We partnered with a well-known tech university from the United States to build a fully automated, NLP-powered social media monitoring tool for sentiment analysis.
Codete's researchers are involved in both internal and external projects. We cooperate with leading technology universities in the world in the area of Research & Development (R&D). Our work is mostly focused on (but not limited to) data science, image and video processing, as well as NLP.
In this project, we used NLP to create a tool for monitoring social media content and analyzing sentiment in the posts.
Challenge: Real-time sentiment analysis with machine learning
The growth of social media usage changed the world of marketing. It has never been easier to deliver content than it is now. Any information can spread across the globe in less than a second, so it is critical to recognize what is happening with your product or brand as soon as possible.
It is especially important if something goes wrong or if you want to see how other people perceive what you do. That is why we believe that having continuous and fully automated social media monitoring tool is a must-have for all businesses, and sentiment is one of the most important factors to monitor.

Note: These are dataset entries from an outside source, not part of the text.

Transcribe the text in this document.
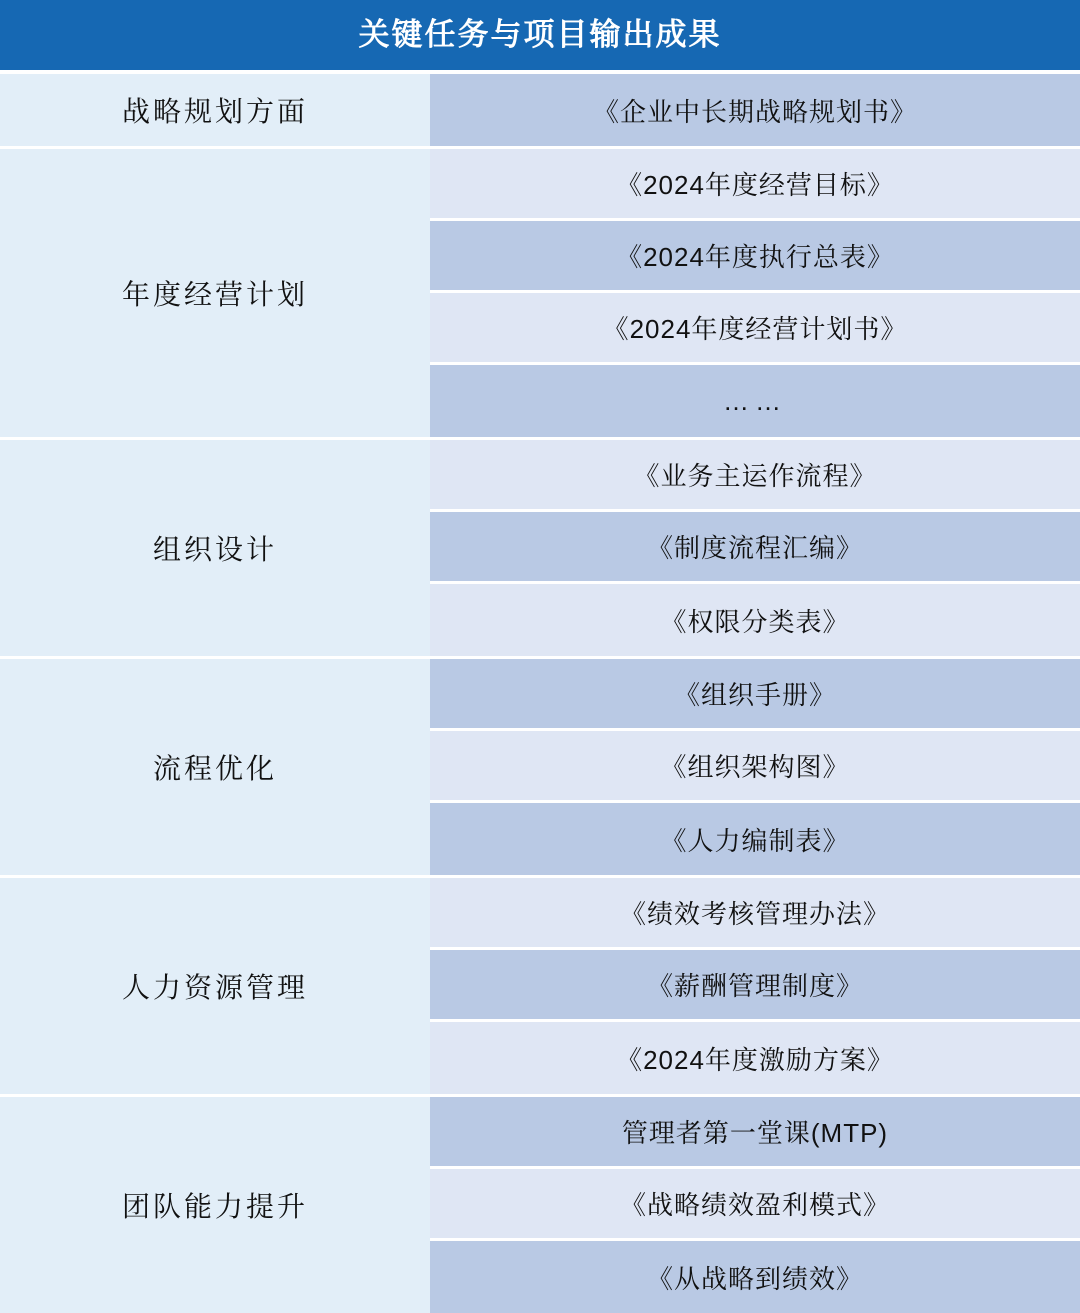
关键任务与项目输出成果
战略规划方面	《企业中长期战略规划书》
年度经营计划
《2024年度经营目标》
《2024年度执行总表》
《2024年度经营计划书》
……
组织设计
《业务主运作流程》
《制度流程汇编》
《权限分类表》
流程优化
《组织手册》
《组织架构图》
《人力编制表》
人力资源管理
《绩效考核管理办法》
《薪酬管理制度》
《2024年度激励方案》
团队能力提升
管理者第一堂课(MTP)
《战略绩效盈利模式》
《从战略到绩效》
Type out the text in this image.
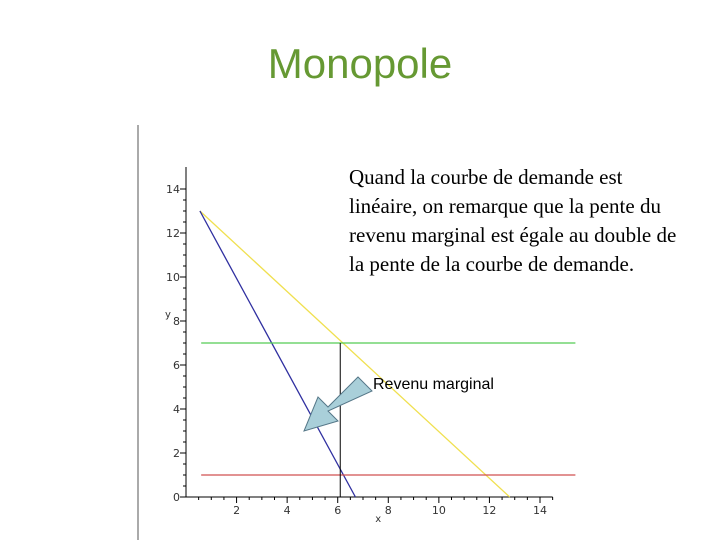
Monopole
0
2
4
6
8
10
12
14
2	4	6	8	10	12	14
y
x
Quand la courbe de demande est linéaire, on remarque que la pente du revenu marginal est égale au double de la pente de la courbe de demande.
Revenu marginal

Solution: Custom NLP solution for Twitter
Our partner's CoreNLP is a cutting-edge NLP library that we intended to use for our content monitoring tool, but its accuracy was only about 50%, which fell short of our expectations. The tool was intended to work with longer, usually grammatically correct texts, but because Twitter limits message length and the platform's users don't care that much about linguistic correctness, the library's ability to work properly with the texts we had was unsatisfactory.
We created our own solution by combining the TFIDF vectorization method, PCA, and Random Forest classifiers. We collected publicly available datasets of tweets labeled with their sentiment for the training phase. As a result, our method achieved over than 75% accuracy.